Written by David Tebbutt, MacUser 08/90 item 01 - scanned
Have you tried to buy a car recently? If you have, you'll remember what an absolute nightmare it is. I recently got sucked in to helping a friend with his search for a vehicle which would both suit him and match his new status following promotion. His needs were fairly simple - something ecologically sound, comfortable, easy to drive and 'sexy'. The company needed something which would be appropriate to his new status as a director.
My friend rather fancied a Volvo 480, but wanted to be sure he wasn't missing something better. Choosing the right car involved several nights ploughing through car magazines reading reviews, complaints, summaries of features and studying advertisements. This brought him down to a shortlist of acceptable makes - Volvo, Saab, BMW, Mercedes, Rover and, at a push, Honda. He wasn't too happy about a Japanese name "no status", he told me.

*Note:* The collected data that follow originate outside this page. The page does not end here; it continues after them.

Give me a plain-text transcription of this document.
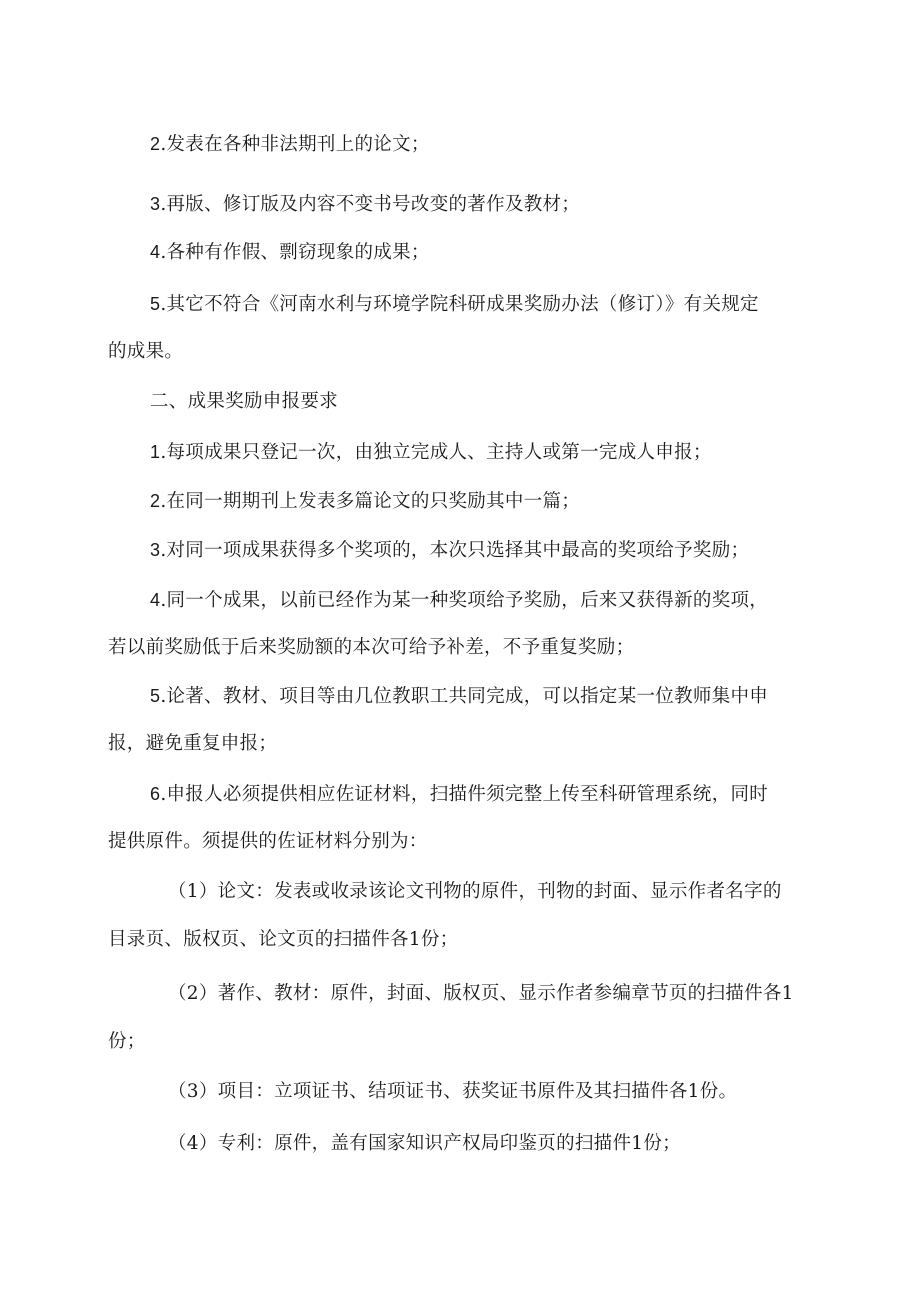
2.发表在各种非法期刊上的论文；
3.再版、修订版及内容不变书号改变的著作及教材；
4.各种有作假、剽窃现象的成果；
5.其它不符合《河南水利与环境学院科研成果奖励办法（修订）》有关规定
的成果。
二、成果奖励申报要求
1.每项成果只登记一次，由独立完成人、主持人或第一完成人申报；
2.在同一期期刊上发表多篇论文的只奖励其中一篇；
3.对同一项成果获得多个奖项的，本次只选择其中最高的奖项给予奖励；
4.同一个成果，以前已经作为某一种奖项给予奖励，后来又获得新的奖项，
若以前奖励低于后来奖励额的本次可给予补差，不予重复奖励；
5.论著、教材、项目等由几位教职工共同完成，可以指定某一位教师集中申
报，避免重复申报；
6.申报人必须提供相应佐证材料，扫描件须完整上传至科研管理系统，同时
提供原件。须提供的佐证材料分别为：
（1）论文：发表或收录该论文刊物的原件，刊物的封面、显示作者名字的
目录页、版权页、论文页的扫描件各1份；
（2）著作、教材：原件，封面、版权页、显示作者参编章节页的扫描件各1
份；
（3）项目：立项证书、结项证书、获奖证书原件及其扫描件各1份。
（4）专利：原件，盖有国家知识产权局印鉴页的扫描件1份；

Then he had to visit all the dealers in his area who handled these different cars. It took the best part of a day just running around collecting brochures. These had to be read and their contents analysed. Models had to be compared and prices of extras taken into account. This rather long-winded and very tiresome process produced a shortlist of cars roughly within the same price bracket. All that remained was to see what the vehicles actually looked like in real life. We were very aware of the difference a clever camera angle could make to the photographs in the brochures. There followed five hours of trundling round showrooms sitting in cars, and going for test drives. Finally, the decision was made - he ordered the very Volvo that he fancied in the first place.
From this experience I have concluded that choosing a car is principally a subjective, emotional process. The decision of which car to buy is probably made before all the brochure browsing, test driving and magazine reading. What car dealers need is a way of helping people rationalise their decision more quickly. If the Volvo dealer had had a CD-ROM player in his showroom with a disk containing details of its own and all the competitive cars, my friend would have been able to browse through this, find instant justifications for his choice and immediately place an order.
The manufacturer's and dealer's information on the CD-ROM would have to be objective and fair. They could stick in car specifications, prices, photographs and so on while magazines could contribute their reviews and comparison tables. The disks could be organised into categories such as, 'Sports Cars: 12,000 to 18,000,' and so on. Someone who fancies a particular car could sit down at the player, find the car of their choice, study the form and make the comparisons. A bit of intelligence in the player would be nice, so ' that comparative tables of features and prices could be built for the user 'on the fly'.
Such an installation might give the buyer other ideas of course but, if my earlier contention is correct, it will simply accelerate the justification process. The benefit to the buyer is obvious. Instead of a couple of days of rummaging through magazines, brochures and trundling round different dealerships, all the key information could be gleaned and compared in half an hour or so. The dealers would benefit because they don't have to spend the first ten minutes answering all sorts of basic questions. By the time the buyer is sitting in front of them they'll know what they want and why they prefer it to all the competition. Sales in these circumstances should be an absolute pushover.
Having come to this conclusion about buying cars, I then wondered whether the process of buying a car and a computer system could be handled in a similar way. A computer system hardware, software, add-on, support, maintenance etc. adds up to a far more complex decision than buying a car. The choice is likely to be a lot more objective. Nevertheless, the computer reseller and the prospective buyer would both benefit in similar ways if a passive sales person, like the CD-ROM player, could be the first point of call for a buyer. The machine could lead the customer into the correct range of products by asking whether their company forces them to make choices between particular brands, by asking whether the plan is for standalone or workgroup computing, by finding out what application areas are of interest, and so on.
Eventually the user can be presented, like the car buyer, with the roughly equivalent options. Pictures of the machines can be shown, and extracts from the applications can give an idea of what each is like in use. Just like the car system, both buyers and sales staff will love such a system. And newcomers to computers would have an added benefit - they could avoid making utter fools of themselves during their first visit to the dealer.